After all, those chapters are incredibly important stories that lay out the fundamental worldview regarding the nature of God, the goodness of creation, and the inherent dignity yet tragic sinfulness of mankind. Throughout Church history, these stories have been creatively and artistically interpreted in a variety of ways in order to bring the reader to those fundamental truths, and that is great.
But Ken Ham has decided it is his mission to “prove” Genesis 1-11 scientifically and historically. But as is obvious, especially as you walk through the Ark Encounter, as soon as you start going down that road, you are faced with a host of impossibilities and unresolvable problems. And since there is no scientific or historical proof for Ken Ham’s claims, he resorts to “artistic license” in his attempt to scientifically and historically “prove” his claims. That, though, is a boat that just doesn’t float.
Not only that, but it also draws people’s attention away from the purpose and power of the stories in Genesis 1-11. Instead of challenging people to consider things like, “What does it mean we are made in God’s image?” “Why is it important that God address evil?” “What does it say about God that He attempts to redeem mankind, despite mankind’s propensity to destroy His creation?” –instead of asking these questions, Ken Ham has chosen to focus describing how the pre-flood civilization killed triceratops for their horns, and how Noah and his sons could have invented and used an imaginative waste disposal system while on the Ark.

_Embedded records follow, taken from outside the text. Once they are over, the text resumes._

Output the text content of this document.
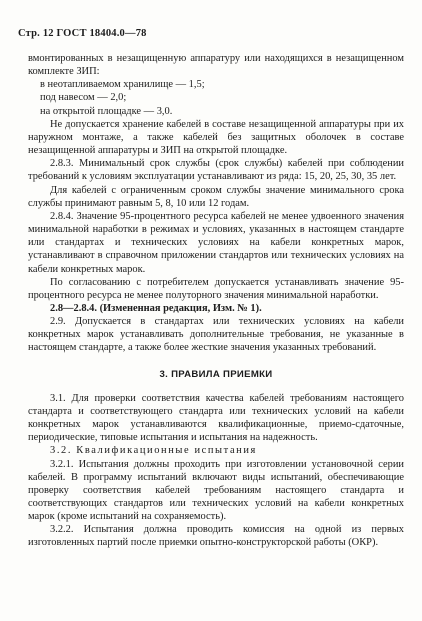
Стр. 12 ГОСТ 18404.0—78

вмонтированных в незащищенную аппаратуру или находящихся в незащищенном комплекте ЗИП:

в неотапливаемом хранилище — 1,5;

под навесом — 2,0;

на открытой площадке — 3,0.

Не допускается хранение кабелей в составе незащищенной аппаратуры при их наружном монтаже, а также кабелей без защитных оболочек в составе незащищенной аппаратуры и ЗИП на открытой площадке.

2.8.3. Минимальный срок службы (срок службы) кабелей при соблюдении требований к условиям эксплуатации устанавливают из ряда: 15, 20, 25, 30, 35 лет.

Для кабелей с ограниченным сроком службы значение минимального срока службы принимают равным 5, 8, 10 или 12 годам.

2.8.4. Значение 95-процентного ресурса кабелей не менее удвоенного значения минимальной наработки в режимах и условиях, указанных в настоящем стандарте или стандартах и технических условиях на кабели конкретных марок, устанавливают в справочном приложении стандартов или технических условиях на кабели конкретных марок.

По согласованию с потребителем допускается устанавливать значение 95-процентного ресурса не менее полуторного значения минимальной наработки.

2.8—2.8.4. (Измененная редакция, Изм. № 1).

2.9. Допускается в стандартах или технических условиях на кабели конкретных марок устанавливать дополнительные требования, не указанные в настоящем стандарте, а также более жесткие значения указанных требований.

3. ПРАВИЛА ПРИЕМКИ

3.1. Для проверки соответствия качества кабелей требованиям настоящего стандарта и соответствующего стандарта или технических условий на кабели конкретных марок устанавливаются квалификационные, приемо-сдаточные, периодические, типовые испытания и испытания на надежность.

3.2. Квалификационные испытания

3.2.1. Испытания должны проходить при изготовлении установочной серии кабелей. В программу испытаний включают виды испытаний, обеспечивающие проверку соответствия кабелей требованиям настоящего стандарта и соответствующих стандартов или технических условий на кабели конкретных марок (кроме испытаний на сохраняемость).

3.2.2. Испытания должна проводить комиссия на одной из первых изготовленных партий после приемки опытно-конструкторской работы (ОКР).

Finally, even though it was only the fourth day it was open, I couldn’t help but notice how empty it was. I got the feeling I was walking around in a half-empty mall. It was clean, and looked nice, but there simply just wasn’t much there. True believers in Ham’s young earth creationism will no doubt visit the Ark, but I doubt anyone else will in the long run. In fact, I predict that within a year or two, the Ark Encounter is go by the way of the various sideshow attractions you occasionally come across from time to time, like the world’s largest ball of twine, in Cawker City, Kansas. It will be a curious oddity at best.
UPDATED NOTE: I rescind my prediction that it will tank within a year or two…it will be a little longer than that.